After exceeding the free transaction limits, customers will have to pay Rs 20 per financial transaction excluding service tax and Rs 8.50 for every non-financial transaction, it said. For transactions at non-ICICI Bank ATMs, the number of free financial and non-financial transactions have been reduced to three per month at six metros of Mumbai, New Delhi, Chennai, Kolkata, Bengaluru and Hyderabad, after which the customer will have to pay Rs 20 for a financial transaction and Rs 8.50 per non-financial transaction. In case of usage in non-metro areas, a customer can enjoy five free transactions per month at non-ICICI Bank ATMs, after which the same charges apply, it said.
The issue of ATM usage has been a very contentious one due to the inter-connect charges a bank has to pay to the other. Additionally, the operating costs have also gone up, following a spate of incidents at the ATMs like the robbery at Bengaluru last year, which started the debate on transaction charges. After consultations, the RBI last month started a system under which it allowed banks to charge from the fourth transaction onwards at other banks' ATMs in metros, and also gave the liberty to banks to charge customers for the sixth transaction onwards at own machines. "The ATM transaction is free to you but not free to the bank. It costs the bank Rs 75 to Rs 100 for those five transactions.

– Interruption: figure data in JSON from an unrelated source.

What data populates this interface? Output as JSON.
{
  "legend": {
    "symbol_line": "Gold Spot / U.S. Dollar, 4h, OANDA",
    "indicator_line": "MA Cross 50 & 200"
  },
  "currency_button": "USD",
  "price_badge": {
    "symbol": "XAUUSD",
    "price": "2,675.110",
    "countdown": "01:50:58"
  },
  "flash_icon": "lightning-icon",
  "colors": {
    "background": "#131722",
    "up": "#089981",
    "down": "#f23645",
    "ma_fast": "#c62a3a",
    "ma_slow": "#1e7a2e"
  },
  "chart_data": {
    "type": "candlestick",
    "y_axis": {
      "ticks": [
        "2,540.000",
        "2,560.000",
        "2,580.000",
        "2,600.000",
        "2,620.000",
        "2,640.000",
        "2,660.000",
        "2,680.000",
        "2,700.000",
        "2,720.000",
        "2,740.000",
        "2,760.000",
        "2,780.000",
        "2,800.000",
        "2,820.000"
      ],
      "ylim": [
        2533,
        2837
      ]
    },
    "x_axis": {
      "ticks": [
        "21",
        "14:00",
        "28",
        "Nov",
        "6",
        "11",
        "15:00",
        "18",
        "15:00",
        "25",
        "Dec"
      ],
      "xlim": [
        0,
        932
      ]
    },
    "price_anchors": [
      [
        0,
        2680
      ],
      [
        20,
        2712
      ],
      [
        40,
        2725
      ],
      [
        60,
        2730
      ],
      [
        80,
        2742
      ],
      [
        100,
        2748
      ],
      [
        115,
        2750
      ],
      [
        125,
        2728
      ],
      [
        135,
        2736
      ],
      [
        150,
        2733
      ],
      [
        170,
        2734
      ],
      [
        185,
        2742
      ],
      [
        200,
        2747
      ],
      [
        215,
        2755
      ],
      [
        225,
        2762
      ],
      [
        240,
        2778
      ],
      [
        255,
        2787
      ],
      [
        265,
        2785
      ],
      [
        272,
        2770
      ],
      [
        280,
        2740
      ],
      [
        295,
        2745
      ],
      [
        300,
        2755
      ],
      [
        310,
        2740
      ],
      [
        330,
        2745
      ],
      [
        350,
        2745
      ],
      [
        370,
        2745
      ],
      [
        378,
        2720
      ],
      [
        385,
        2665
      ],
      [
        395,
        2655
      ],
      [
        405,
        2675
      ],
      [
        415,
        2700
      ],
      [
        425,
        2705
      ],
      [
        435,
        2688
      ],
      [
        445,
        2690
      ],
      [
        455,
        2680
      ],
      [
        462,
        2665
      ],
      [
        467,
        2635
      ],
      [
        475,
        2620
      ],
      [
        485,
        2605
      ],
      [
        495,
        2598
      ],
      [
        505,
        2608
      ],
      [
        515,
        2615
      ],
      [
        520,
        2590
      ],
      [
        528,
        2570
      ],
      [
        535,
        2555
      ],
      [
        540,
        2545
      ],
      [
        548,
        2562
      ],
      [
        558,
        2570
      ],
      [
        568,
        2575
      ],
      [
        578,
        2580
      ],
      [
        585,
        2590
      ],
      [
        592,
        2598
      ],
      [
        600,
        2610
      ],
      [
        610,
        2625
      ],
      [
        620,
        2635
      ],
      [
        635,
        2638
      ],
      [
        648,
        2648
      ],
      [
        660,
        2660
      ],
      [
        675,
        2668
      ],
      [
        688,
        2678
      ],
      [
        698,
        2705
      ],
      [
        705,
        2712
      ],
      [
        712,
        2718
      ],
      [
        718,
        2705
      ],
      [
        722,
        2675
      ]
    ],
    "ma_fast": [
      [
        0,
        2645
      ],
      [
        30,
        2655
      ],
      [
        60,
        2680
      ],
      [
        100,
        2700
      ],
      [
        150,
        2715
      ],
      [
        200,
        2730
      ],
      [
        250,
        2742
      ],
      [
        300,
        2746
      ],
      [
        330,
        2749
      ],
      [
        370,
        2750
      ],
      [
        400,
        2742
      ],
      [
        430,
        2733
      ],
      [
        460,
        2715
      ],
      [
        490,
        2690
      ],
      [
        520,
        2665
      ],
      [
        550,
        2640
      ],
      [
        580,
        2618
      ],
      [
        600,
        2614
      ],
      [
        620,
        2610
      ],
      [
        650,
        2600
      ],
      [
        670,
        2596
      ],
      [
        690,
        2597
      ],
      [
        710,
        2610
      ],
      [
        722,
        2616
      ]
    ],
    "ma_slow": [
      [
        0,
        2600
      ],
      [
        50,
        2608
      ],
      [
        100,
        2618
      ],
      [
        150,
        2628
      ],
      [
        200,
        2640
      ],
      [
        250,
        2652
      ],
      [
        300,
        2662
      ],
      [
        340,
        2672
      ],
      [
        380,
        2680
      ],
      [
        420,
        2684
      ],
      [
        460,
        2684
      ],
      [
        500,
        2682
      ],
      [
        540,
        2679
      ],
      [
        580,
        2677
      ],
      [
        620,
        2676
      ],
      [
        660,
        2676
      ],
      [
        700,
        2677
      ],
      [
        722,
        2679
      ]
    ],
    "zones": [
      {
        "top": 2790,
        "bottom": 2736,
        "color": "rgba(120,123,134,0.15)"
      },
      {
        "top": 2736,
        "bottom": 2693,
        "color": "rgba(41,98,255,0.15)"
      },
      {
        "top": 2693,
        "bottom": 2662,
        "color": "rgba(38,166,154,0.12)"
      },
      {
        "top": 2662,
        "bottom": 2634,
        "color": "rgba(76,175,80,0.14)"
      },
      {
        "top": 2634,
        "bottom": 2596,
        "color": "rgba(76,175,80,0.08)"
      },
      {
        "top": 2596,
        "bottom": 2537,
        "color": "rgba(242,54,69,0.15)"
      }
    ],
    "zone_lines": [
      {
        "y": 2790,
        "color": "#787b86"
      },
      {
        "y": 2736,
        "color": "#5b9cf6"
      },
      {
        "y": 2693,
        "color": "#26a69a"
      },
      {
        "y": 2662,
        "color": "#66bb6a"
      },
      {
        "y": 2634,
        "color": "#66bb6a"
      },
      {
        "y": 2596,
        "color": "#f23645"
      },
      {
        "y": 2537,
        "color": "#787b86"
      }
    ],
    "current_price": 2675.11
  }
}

The bank has to collect that amount from somewhere and it has to be from customers. But there are two distortions that it creates. First, not everybody is doing the same amount of transactions and (also) are we subsidising using of cash by freeing up ATMs ?," RBI Governor Raghuram Rajan had said, in defence of the new move. Many banks have already announced reviews in their ATM charges following the announcement.